Thursday, February 05, 2009

 

RBG Kew - Part 1


I've been putting off posting about my visits to Kew in the spring of 2008, for several reasons. It's a huge place, it's an historical place, it was the last major botanical event of the trip, and in many ways it was more than simply a visit to a botanical garden for me personally.

Any discussion of Victorian plant exploration cannot avoid mention of the history of this place - the herbarium where plant specimens taken by Darwin, Hooker and pretty much every plant explorer since are stored - the glasshouses where rubber seeds liberated from Brazil by Richard Spruce were grown out before being shipped on to Sri Lanka - a potted plant collected before the Declaration of Independence was signed - all this and so much more of the very roots of botany is here.

Not to mention three years of a gardening reality show was filmed here. I'm a big fan of both Victorian botanical history and A Year at Kew. But more on that later.

Kew's not cheap and it's not close to the center of London. Out in Zone 3 on the District Line, Kew Gardens station is still part of the underground - but it's far. I estimate spending over $60 to get the two of use over there and inside the gardens ... and we went on two separate days.

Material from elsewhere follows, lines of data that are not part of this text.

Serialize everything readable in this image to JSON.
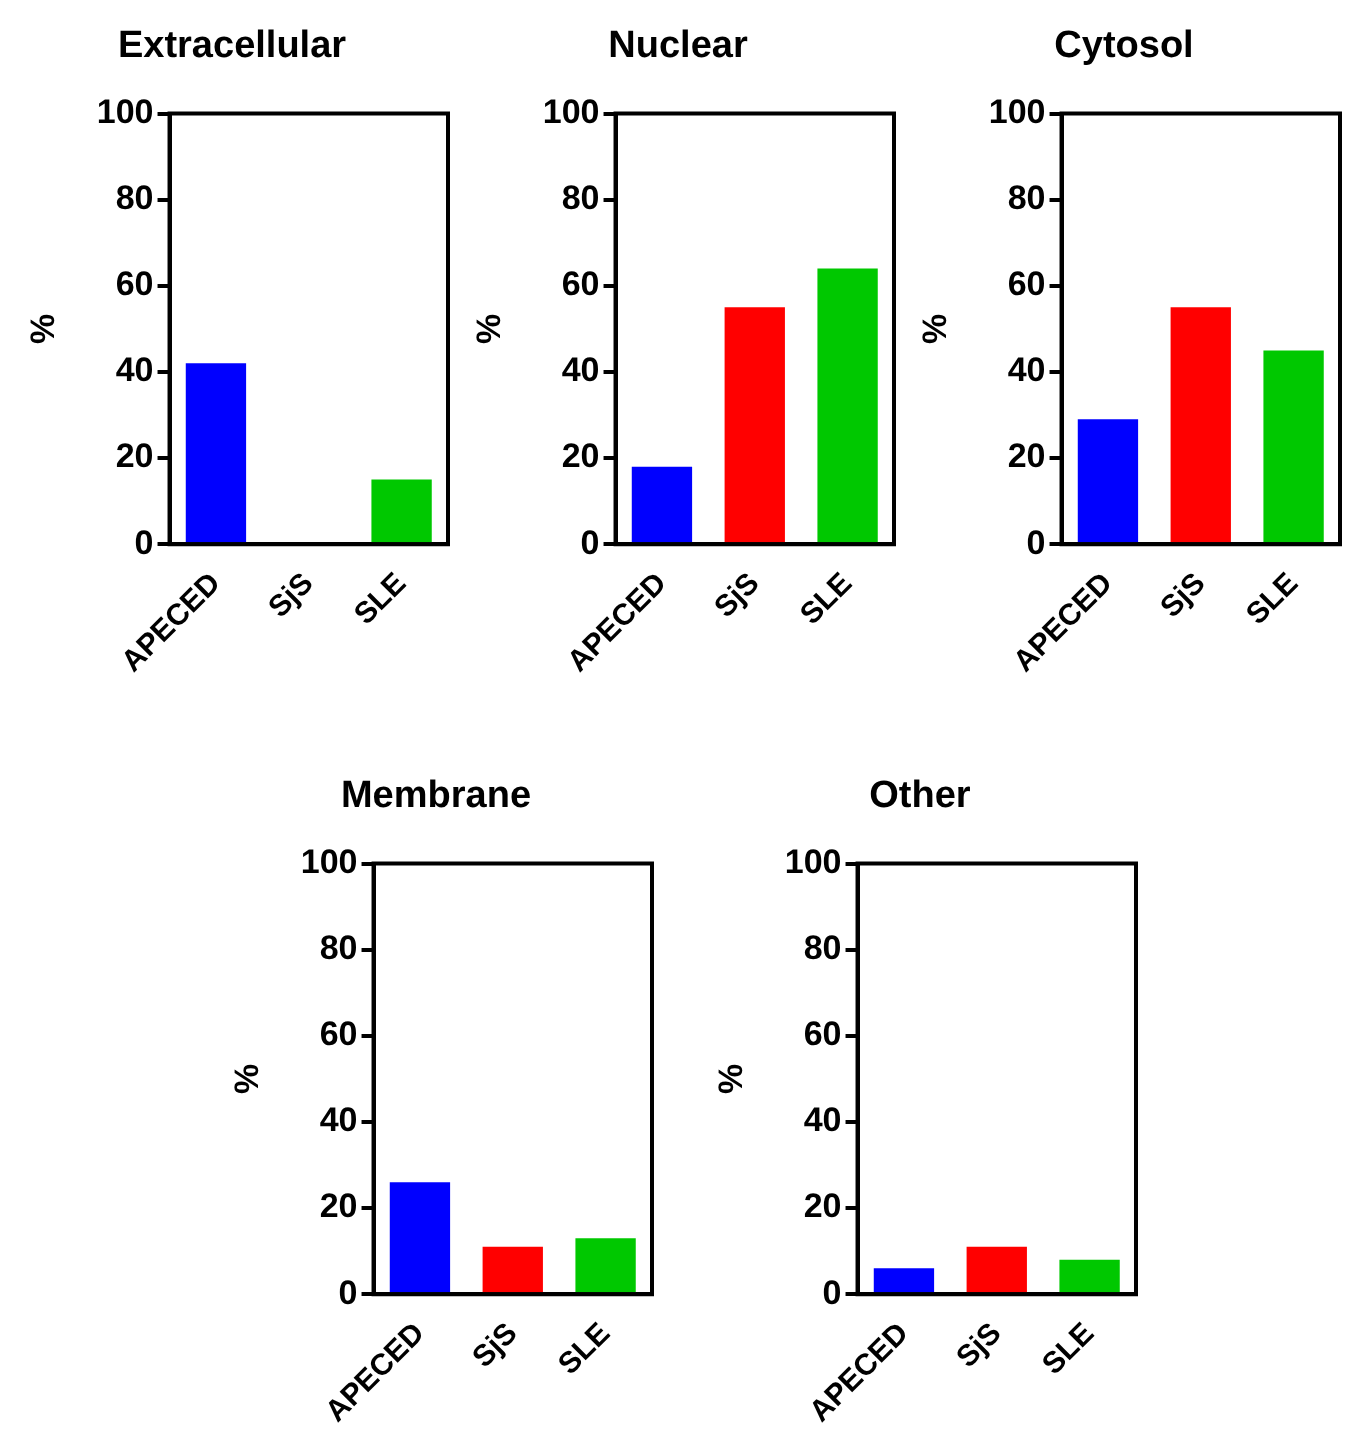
{
  "chart_data": [
    {
      "type": "bar",
      "title": "Extracellular",
      "ylabel": "%",
      "categories": [
        "APECED",
        "SjS",
        "SLE"
      ],
      "values": [
        42,
        0,
        15
      ],
      "colors": [
        "#0000ff",
        "#ff0000",
        "#00c800"
      ],
      "ylim": [
        0,
        100
      ],
      "yticks": [
        0,
        20,
        40,
        60,
        80,
        100
      ]
    },
    {
      "type": "bar",
      "title": "Nuclear",
      "ylabel": "%",
      "categories": [
        "APECED",
        "SjS",
        "SLE"
      ],
      "values": [
        18,
        55,
        64
      ],
      "colors": [
        "#0000ff",
        "#ff0000",
        "#00c800"
      ],
      "ylim": [
        0,
        100
      ],
      "yticks": [
        0,
        20,
        40,
        60,
        80,
        100
      ]
    },
    {
      "type": "bar",
      "title": "Cytosol",
      "ylabel": "%",
      "categories": [
        "APECED",
        "SjS",
        "SLE"
      ],
      "values": [
        29,
        55,
        45
      ],
      "colors": [
        "#0000ff",
        "#ff0000",
        "#00c800"
      ],
      "ylim": [
        0,
        100
      ],
      "yticks": [
        0,
        20,
        40,
        60,
        80,
        100
      ]
    },
    {
      "type": "bar",
      "title": "Membrane",
      "ylabel": "%",
      "categories": [
        "APECED",
        "SjS",
        "SLE"
      ],
      "values": [
        26,
        11,
        13
      ],
      "colors": [
        "#0000ff",
        "#ff0000",
        "#00c800"
      ],
      "ylim": [
        0,
        100
      ],
      "yticks": [
        0,
        20,
        40,
        60,
        80,
        100
      ]
    },
    {
      "type": "bar",
      "title": "Other",
      "ylabel": "%",
      "categories": [
        "APECED",
        "SjS",
        "SLE"
      ],
      "values": [
        6,
        11,
        8
      ],
      "colors": [
        "#0000ff",
        "#ff0000",
        "#00c800"
      ],
      "ylim": [
        0,
        100
      ],
      "yticks": [
        0,
        20,
        40,
        60,
        80,
        100
      ]
    }
  ]
}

We came at both a good time and a bad time of the year. The lawns were carpeted with early bright blue flowers, rhododendrons were just starting to come in to bloom, and we managed to hit a day when the meager sunlight was in fact visible through the clouds. On the other hand, the many of the lawns were more like swamps, the wind was bitterly cold, the sun set at what seemed to be an exceptionally early hour, the trees were bare and the Waterlily House was closed for the season. All the more reason to try to come back in summer this year, I guess.

Living in Northern California, we've come to regard February as about the last we'd expect of winter if we're going to get any at all. It's kind of like spring year-round here. Not so much in England.